Выбрать главу

— Родные вы наши!..

— Слава вам!..

— Ура-а!..

Народ славил своих воинов, пришедших в столицу с победой. Некоторые улыбались, махали приветственно нам руками, а глаза были полны слез: видимо, вспоминали  своих близких, не доживших до этого светлого дня.

Площадь Дзержинского. Пошел мелкий моросящий дождь. Он все-таки прорвался и больше уж не переставал весь день.

Вот и Красная площадь — украшенная кумачом, праздничная, ликующая.

— Парад, смирно!

Командующий парадом Маршал Советского Союза К. К. Рокоссовский, приняв рапорт начальника гарнизона, величаво застыл на коне в ожидании выезда принимавшего парад Маршала Советского Союза Г. К. Жукова.

Рокоссовский изредка бросал теплые взгляды на четкие колонны войск, только что пришедших со славой с полей войны. На груди участников Парада Победы и на знаменах, которые их осеняли, блестели ордена и медали.

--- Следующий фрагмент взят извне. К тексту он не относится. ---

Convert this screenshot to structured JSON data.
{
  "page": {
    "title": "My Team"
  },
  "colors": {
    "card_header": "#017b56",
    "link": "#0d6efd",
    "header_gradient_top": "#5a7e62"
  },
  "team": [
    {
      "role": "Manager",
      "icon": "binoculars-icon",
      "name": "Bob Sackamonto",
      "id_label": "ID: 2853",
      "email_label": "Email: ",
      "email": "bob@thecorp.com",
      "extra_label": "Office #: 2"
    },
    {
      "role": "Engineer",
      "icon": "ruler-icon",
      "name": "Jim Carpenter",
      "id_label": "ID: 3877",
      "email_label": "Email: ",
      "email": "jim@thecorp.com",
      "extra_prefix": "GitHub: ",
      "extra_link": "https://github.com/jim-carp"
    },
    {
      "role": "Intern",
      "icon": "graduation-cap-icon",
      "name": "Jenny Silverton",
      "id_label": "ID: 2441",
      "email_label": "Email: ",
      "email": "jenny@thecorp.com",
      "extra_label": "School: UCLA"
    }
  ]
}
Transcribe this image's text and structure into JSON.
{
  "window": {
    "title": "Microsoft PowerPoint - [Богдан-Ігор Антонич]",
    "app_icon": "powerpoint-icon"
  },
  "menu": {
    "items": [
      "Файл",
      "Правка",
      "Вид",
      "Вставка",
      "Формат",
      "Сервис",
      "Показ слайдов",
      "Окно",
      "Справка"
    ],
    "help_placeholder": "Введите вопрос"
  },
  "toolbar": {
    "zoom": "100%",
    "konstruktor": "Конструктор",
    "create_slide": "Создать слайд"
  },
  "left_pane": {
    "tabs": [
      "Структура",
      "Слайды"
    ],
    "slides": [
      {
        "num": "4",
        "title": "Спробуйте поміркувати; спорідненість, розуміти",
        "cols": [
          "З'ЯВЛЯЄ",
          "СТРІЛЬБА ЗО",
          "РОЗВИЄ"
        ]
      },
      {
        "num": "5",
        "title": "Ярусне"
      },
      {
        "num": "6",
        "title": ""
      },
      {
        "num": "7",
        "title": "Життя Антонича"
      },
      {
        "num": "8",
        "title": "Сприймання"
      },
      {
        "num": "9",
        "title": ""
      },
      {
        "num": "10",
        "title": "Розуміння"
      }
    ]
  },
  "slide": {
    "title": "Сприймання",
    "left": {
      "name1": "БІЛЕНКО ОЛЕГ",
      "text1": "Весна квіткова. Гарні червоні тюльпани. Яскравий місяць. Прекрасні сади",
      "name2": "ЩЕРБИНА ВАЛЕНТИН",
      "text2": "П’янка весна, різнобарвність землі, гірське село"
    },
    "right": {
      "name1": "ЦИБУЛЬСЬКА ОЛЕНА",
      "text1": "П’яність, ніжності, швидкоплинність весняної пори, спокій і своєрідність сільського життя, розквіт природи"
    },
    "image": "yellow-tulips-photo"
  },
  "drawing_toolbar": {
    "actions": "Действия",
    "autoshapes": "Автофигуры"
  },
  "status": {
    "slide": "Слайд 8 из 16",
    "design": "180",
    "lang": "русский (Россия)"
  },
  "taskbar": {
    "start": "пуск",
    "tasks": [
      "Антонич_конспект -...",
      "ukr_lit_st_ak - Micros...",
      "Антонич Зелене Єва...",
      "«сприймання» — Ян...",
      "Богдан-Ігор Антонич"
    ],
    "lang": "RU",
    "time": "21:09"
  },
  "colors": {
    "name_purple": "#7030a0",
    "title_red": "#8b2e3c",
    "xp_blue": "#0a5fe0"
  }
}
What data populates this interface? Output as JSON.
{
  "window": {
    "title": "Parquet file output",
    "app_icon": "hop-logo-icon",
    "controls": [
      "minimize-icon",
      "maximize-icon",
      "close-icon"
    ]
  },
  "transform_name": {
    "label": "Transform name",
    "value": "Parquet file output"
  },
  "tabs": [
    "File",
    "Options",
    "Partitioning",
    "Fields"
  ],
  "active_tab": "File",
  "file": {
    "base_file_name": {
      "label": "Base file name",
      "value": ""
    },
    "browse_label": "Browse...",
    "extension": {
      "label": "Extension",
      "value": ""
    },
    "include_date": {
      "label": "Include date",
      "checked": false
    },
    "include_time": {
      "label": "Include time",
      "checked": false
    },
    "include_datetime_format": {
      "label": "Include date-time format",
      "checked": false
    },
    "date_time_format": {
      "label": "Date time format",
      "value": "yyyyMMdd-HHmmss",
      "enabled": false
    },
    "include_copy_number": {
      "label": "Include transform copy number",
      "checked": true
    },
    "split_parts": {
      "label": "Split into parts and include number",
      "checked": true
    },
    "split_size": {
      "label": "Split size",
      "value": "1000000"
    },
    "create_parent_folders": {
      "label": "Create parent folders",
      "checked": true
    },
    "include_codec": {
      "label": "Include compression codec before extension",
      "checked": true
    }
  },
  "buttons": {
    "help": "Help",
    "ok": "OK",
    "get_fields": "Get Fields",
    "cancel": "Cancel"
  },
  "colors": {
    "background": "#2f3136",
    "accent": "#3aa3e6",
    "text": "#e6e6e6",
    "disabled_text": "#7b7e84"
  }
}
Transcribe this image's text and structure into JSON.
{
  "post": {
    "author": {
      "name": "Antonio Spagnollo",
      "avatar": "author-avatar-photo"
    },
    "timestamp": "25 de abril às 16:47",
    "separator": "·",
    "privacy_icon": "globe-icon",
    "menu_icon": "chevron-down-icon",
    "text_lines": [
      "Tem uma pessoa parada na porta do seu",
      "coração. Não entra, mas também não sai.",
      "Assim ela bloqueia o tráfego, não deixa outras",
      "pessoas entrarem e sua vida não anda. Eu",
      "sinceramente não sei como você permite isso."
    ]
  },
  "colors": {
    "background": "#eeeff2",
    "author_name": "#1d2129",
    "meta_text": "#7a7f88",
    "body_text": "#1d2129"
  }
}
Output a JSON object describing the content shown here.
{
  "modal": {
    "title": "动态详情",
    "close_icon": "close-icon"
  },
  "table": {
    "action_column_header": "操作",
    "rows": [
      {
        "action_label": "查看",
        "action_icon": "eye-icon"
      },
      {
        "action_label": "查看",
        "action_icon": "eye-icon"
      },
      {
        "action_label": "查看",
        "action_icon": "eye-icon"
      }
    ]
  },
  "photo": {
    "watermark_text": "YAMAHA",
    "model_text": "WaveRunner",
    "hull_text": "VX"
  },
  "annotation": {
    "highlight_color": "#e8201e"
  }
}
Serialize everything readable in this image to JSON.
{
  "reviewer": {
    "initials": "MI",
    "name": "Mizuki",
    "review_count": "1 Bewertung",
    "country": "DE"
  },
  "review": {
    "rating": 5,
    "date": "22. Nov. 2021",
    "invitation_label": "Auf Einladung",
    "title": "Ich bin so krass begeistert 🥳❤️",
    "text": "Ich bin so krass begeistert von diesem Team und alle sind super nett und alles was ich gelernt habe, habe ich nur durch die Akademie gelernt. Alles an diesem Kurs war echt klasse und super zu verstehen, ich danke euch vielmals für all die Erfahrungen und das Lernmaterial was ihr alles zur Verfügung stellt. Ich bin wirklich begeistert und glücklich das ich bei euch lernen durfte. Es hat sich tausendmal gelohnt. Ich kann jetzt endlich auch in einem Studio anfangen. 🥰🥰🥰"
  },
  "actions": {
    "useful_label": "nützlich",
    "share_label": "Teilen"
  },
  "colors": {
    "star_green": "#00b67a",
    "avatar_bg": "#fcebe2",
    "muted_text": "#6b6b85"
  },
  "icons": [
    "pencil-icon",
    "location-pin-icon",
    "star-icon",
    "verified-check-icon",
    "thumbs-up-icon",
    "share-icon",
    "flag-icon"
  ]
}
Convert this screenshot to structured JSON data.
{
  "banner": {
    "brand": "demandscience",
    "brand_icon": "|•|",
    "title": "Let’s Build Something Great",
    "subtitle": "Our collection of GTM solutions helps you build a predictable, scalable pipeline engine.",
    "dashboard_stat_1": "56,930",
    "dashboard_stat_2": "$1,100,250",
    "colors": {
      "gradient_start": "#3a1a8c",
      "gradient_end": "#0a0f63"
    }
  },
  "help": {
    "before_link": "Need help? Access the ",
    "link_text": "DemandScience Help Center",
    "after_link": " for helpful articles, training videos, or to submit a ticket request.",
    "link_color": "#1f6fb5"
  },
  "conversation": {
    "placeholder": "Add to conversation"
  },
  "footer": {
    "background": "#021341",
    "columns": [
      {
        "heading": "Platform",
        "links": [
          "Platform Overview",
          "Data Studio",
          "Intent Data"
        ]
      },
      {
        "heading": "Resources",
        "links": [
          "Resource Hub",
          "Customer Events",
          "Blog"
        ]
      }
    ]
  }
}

Взоры всех присутствующих на Красной площади обратились к дорогим лицам стоявших в строю воинов и к одному из славных полководцев армии победителей. Зрители с восхищением смотрели на красивую фигуру всадника, как бы слившегося с конем и державшего в руке обнаженную шашку.

Константин Константинович был внешне спокоен, и ничто не выдавало его внутреннего волнения в эти торжественные минуты, а его конь нетерпеливо бил ногами о камни мостовой.

Нескрываемое любопытство и уважение было написано даже на лицах военных атташе — представителей армий иностранных государств, стоявших у правого крыла Мавзолея.

Гром аплодисментов, прокатившийся по площади, возвестил о появлении на крыле Мавзолея руководителей партии и правительства.

Кремлевские куранты отбивают десять ударов.

Из Спасских ворот выезжает прославленный в боях за Родину Маршал Советского Союза Г. К. Жуков. Площадь замерла. Рапортует Маршал Рокоссовский. Начался объезд войск, об окончании которого возвестили громкие торжествующие крики «ура». И вот раздались мощные, тысячетрубные звуки «Славься!». Глинка как бы воплотил в эти величественные звуки все, что характерно  для нашего великого народа: широкую душу, богатырскую мощь, готовность на беспримерные подвиги во имя Родины, человечность и в то же время беспощадность к врагам родной земли.

Начался торжественный марш победившего народа, именно народа, ибо мы воплощали в себе весь советский народ, без помощи которого войска не могли бы победить.

Пошел Карельский фронт. Подал и я команду на поворот направо и потом на ходу — налево. Уже близко трибуна, а оркестр Чернецкого все играет марш для карельцев. Что делает дирижер? Когда мы возьмем ногу?.. От волнения меня начинает прошибать пот. Так и есть: Чернецкий запоздал перейти на «Марш энтузиастов». Запоздал, видимо, потому, что на тренировках привык играть марши для колонн семибатальонного состава, а карельский сводный парадный полк насчитывал пять батальонов. Чернецкий спохватился, поспешно перешел на наш марш, когда я уже поднял шашку для салюта. Впереди идущий маршал Говоров и следовавшие за ним командармы начали менять ногу, приноравливаясь к сменившемуся такту.

Что делать? Менять ногу всей колонне? Нельзя! В этом случае половине батальонов придется менять ногу уже перед трибуной... Опозоримся!

Нет! Шага менять не будем. Люди натренированы, уговор помнят, пройдут... Я выдерживаю прежний шаг, на меня равняется вся колонна — так мы договорились на тренировках.

Так и прошли: маршал Говоров с командармами под одну ногу, а я с колонной — под другую. Эту деталь можно заметить при просмотре кинокадров «Парад Победы».

* * *

Одним из потрясающих моментов парада было бросание немецко-фашистских знамен к подножию Мавзолея. Знамена с ненавистной всему свободолюбивому миру паучьей свастикой, гремя древками, одно за другим падают на мокрый гранит. Их много — некогда грозных и страшных штандартов, несших с собой кровь невинных жертв, смерть и разрушение. Теперь это грязные, никому не нужные тряпки. Их груда растет. Это  все, что осталось от фашистского государства, от его армии. Такая судьба ожидает всякого, кто посягнет на нашу Родину, кто попытается остановить историю...

Наблюдая это всенародное торжество (проведя свои колонны, мы все вернулись к Мавзолею), я позабыл про дождь. И только почувствовав озноб, понял, что промок до нитки.